Kommentare moderieren – Pro & Contra

Kommentare sind toll! Sie sind Feedback, Kritik, Dank, Inspiration, Hilfe oder einfach nur gute Unterhaltung. Meistens. Auf jeden Fall sind Kommentare das Salz in der Suppe eines Blogs. Ich behaupte mal, fast jeder Blogger möchte, dass die Leser seine Artikel kommentieren. Erst durch diese Interaktion wird ein Blog lebendig. Und ich finde übrigens auch, dass Kommentare in Blogs gehören und nicht zu Google+ oder Facebook ausgelagert werden sollten.

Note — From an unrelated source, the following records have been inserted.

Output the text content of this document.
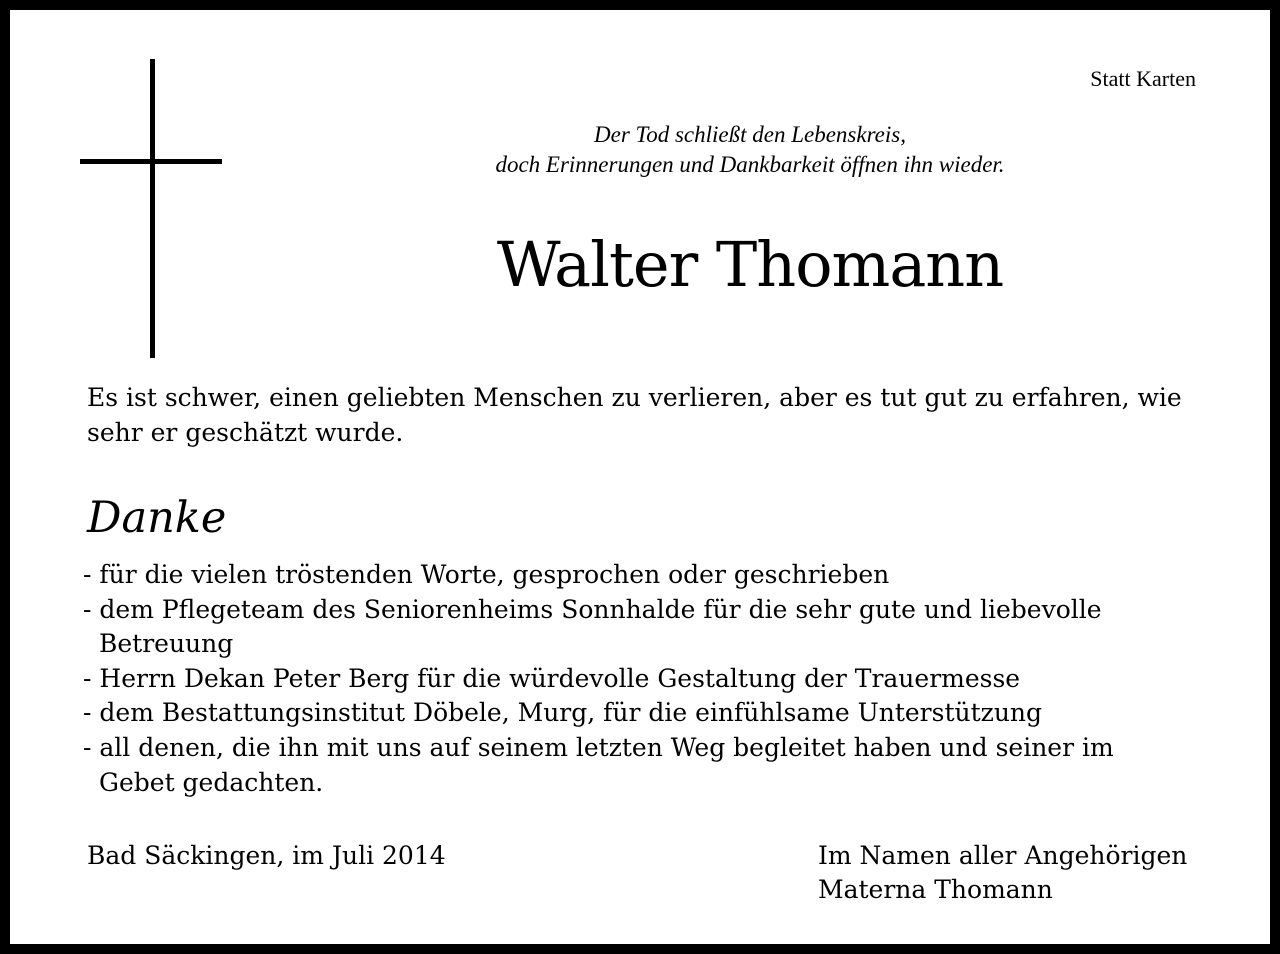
Statt Karten
Der Tod schließt den Lebenskreis,
doch Erinnerungen und Dankbarkeit öffnen ihn wieder.
Walter Thomann
Es ist schwer, einen geliebten Menschen zu verlieren, aber es tut gut zu erfahren, wie
sehr er geschätzt wurde.
Danke
- für die vielen tröstenden Worte, gesprochen oder geschrieben
- dem Pflegeteam des Seniorenheims Sonnhalde für die sehr gute und liebevolle
Betreuung
- Herrn Dekan Peter Berg für die würdevolle Gestaltung der Trauermesse
- dem Bestattungsinstitut Döbele, Murg, für die einfühlsame Unterstützung
- all denen, die ihn mit uns auf seinem letzten Weg begleitet haben und seiner im
Gebet gedachten.
Bad Säckingen, im Juli 2014	Im Namen aller Angehörigen
Materna Thomann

Wer ein Blog betreibt und Kommentare von seinen Lesern erhält, steht irgendwann vor der Frage, ob er die Kommentare der Besucher moderieren möchte oder nicht. Moderieren bedeutet, dass jeder Kommentar zunächst von einem Administrator geprüft und manuell genehmigt werden muss, bevor er für alle Besucher des Blogs sichtbar ist. Eine etwas weniger restriktive Moderation kann auch erlauben, dass Kommentare von Besuchern sofort genehmigt werden, sofern sie schon mindestens einen genehmigten Kommentar geschrieben haben.

Ich moderiere sowohl in meinen eigenen Blogs pabstwp.de und pabst-photo.com als auch in einigen Blogs von Freunden, Kollegen und Kunden die eingehenden Kommentare. Daher habe ich relativ häufig mit dem Thema zu tun und stelle mir immer wieder die Frage:

Was ist besser? Kommentare moderieren oder automatisch genehmigen?

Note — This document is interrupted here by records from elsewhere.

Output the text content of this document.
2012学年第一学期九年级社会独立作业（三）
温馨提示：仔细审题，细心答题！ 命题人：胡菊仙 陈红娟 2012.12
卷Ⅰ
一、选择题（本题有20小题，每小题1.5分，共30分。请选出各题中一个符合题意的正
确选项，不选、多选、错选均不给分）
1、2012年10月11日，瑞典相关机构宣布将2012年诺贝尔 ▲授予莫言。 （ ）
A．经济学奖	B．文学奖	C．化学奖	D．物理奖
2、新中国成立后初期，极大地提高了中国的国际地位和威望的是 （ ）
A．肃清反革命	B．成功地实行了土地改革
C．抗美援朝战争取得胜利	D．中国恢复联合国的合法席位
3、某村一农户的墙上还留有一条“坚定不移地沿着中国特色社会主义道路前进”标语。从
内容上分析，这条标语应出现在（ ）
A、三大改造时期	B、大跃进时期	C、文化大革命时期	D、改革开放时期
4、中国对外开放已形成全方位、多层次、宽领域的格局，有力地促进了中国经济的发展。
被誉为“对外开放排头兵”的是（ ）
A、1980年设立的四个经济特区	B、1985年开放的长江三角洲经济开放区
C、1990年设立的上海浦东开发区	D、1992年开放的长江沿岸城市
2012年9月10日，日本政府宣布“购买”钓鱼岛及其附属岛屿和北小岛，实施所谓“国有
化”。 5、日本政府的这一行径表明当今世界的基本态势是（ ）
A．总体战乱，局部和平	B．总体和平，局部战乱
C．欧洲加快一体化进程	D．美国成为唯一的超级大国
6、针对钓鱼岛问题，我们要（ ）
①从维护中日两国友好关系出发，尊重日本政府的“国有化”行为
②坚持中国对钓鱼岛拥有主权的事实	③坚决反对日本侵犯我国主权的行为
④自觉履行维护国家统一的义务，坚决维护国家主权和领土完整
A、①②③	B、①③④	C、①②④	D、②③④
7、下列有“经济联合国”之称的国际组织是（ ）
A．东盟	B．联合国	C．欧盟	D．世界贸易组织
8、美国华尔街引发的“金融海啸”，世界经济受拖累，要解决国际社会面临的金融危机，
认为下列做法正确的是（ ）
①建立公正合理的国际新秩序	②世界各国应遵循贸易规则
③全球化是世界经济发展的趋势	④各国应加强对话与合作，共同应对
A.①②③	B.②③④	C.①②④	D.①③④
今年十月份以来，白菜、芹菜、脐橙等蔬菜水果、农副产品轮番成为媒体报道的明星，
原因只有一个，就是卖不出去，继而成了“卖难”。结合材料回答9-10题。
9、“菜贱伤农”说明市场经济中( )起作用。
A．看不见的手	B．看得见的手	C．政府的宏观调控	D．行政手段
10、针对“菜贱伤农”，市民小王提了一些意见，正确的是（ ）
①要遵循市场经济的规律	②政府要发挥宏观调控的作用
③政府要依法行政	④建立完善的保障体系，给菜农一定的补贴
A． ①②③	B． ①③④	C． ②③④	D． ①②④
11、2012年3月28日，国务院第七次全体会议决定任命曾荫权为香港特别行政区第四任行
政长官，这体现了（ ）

Diese Frage ist nicht leicht zu beantworten und hängt stark von dem jeweiligen Blog, seinen Inhalten und seinen Lesern ab. Ein Unternehmen beispielsweise wird sicher die vollständige Kontrolle darüber haben wollen, welche Inhalte auf seiner Website veröffentlicht werden. Und bei einem Blog mit politischen Themen kann es notwendig sein, die Kommentare vor der Veröffentlichung auf unsachliche, anstößige, rassistische oder anderweitig inakzeptable Inhalte zu prüfen. Bei einem Blog für Landschaftsfotografie hingegen wird das Moderationsbedürfnis eher gering sein.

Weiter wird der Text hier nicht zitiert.